One problem insurance companies sometimes experience, which can lead to these kinds of class actions, is that when policy forms are written or revised that is done by the underwriting department without involvement of the claims department and without involvement of any lawyers who are familiar with the kinds of issues raised in coverage litigation and class actions.  The issue presented by this case seems like precisely the type of issue that could be flagged by a company that is proactive in attempting to identify problems that might lead to class actions.  (See my blog post about Rob Herrington’s book, “Verdict for the Defense,” for more on that.)

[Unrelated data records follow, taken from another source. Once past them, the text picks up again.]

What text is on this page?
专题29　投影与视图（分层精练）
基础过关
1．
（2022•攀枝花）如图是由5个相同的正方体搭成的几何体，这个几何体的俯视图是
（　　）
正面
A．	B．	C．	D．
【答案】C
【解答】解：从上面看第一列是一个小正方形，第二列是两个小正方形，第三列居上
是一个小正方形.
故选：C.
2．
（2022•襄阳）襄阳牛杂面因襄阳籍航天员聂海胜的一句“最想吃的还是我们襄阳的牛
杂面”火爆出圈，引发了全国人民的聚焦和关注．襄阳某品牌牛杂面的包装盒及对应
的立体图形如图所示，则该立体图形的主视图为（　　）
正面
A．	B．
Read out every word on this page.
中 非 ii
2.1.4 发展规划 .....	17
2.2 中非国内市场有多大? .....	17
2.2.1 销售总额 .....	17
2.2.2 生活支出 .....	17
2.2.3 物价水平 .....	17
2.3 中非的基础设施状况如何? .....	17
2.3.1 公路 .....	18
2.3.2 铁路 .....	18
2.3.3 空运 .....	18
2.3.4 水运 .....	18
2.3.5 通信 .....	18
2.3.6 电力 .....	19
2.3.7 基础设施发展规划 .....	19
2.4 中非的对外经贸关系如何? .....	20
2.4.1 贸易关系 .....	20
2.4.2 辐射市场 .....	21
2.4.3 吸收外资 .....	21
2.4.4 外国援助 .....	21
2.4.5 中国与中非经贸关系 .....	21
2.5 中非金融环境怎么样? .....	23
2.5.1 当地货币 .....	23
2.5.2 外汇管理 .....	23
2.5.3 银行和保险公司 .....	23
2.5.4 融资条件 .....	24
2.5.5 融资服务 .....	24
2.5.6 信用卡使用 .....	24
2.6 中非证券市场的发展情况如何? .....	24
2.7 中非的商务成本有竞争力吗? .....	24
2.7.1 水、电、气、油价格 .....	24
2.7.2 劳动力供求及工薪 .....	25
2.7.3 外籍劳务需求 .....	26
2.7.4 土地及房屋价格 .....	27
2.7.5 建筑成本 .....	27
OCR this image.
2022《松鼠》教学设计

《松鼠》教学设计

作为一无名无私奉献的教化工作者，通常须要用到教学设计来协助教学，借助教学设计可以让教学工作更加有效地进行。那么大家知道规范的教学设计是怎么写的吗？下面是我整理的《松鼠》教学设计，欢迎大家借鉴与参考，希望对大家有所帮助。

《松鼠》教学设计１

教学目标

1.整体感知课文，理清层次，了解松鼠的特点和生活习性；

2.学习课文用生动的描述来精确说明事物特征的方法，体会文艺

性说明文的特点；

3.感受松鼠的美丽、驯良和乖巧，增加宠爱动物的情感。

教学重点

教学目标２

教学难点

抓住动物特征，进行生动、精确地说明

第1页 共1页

In my view, in defending a case raising the kind of issue that Keeling does, insurers should not file motions to dismiss reflexively.  Too often these motions are filed because that is the standard playbook, or to avoid burdensome discovery if the judge will stay discovery while the motion is decided, without thinking about the consequences of losing the motion.  You do not want a judge to rule against you early, as a matter of law, on an issue of contract interpretation that is at the very heart of the case.  (A plaintiff cannot seek such a ruling before class certification because of the one-way intervention rule that applies in class actions.)  You may be better off defending against class certification and not risking an early adverse ruling on a contract interpretation issue that is a close call or, even worse, on which you can identify substantial weaknesses in your own position.  Another common strategy for filing a motion to dismiss is to whittle down some of the causes of action before discovery and class certification.  But unless the discovery can be separated by causes of action, keeping some additional causes of action in the case until class certification also can sometimes help the defense case by broadening the issues on which individualized adjudication is necessary, where narrowing them with a motion to dismiss might make the case easier to certify.  All of this should be considered before the trigger is pulled on a motion to dismiss.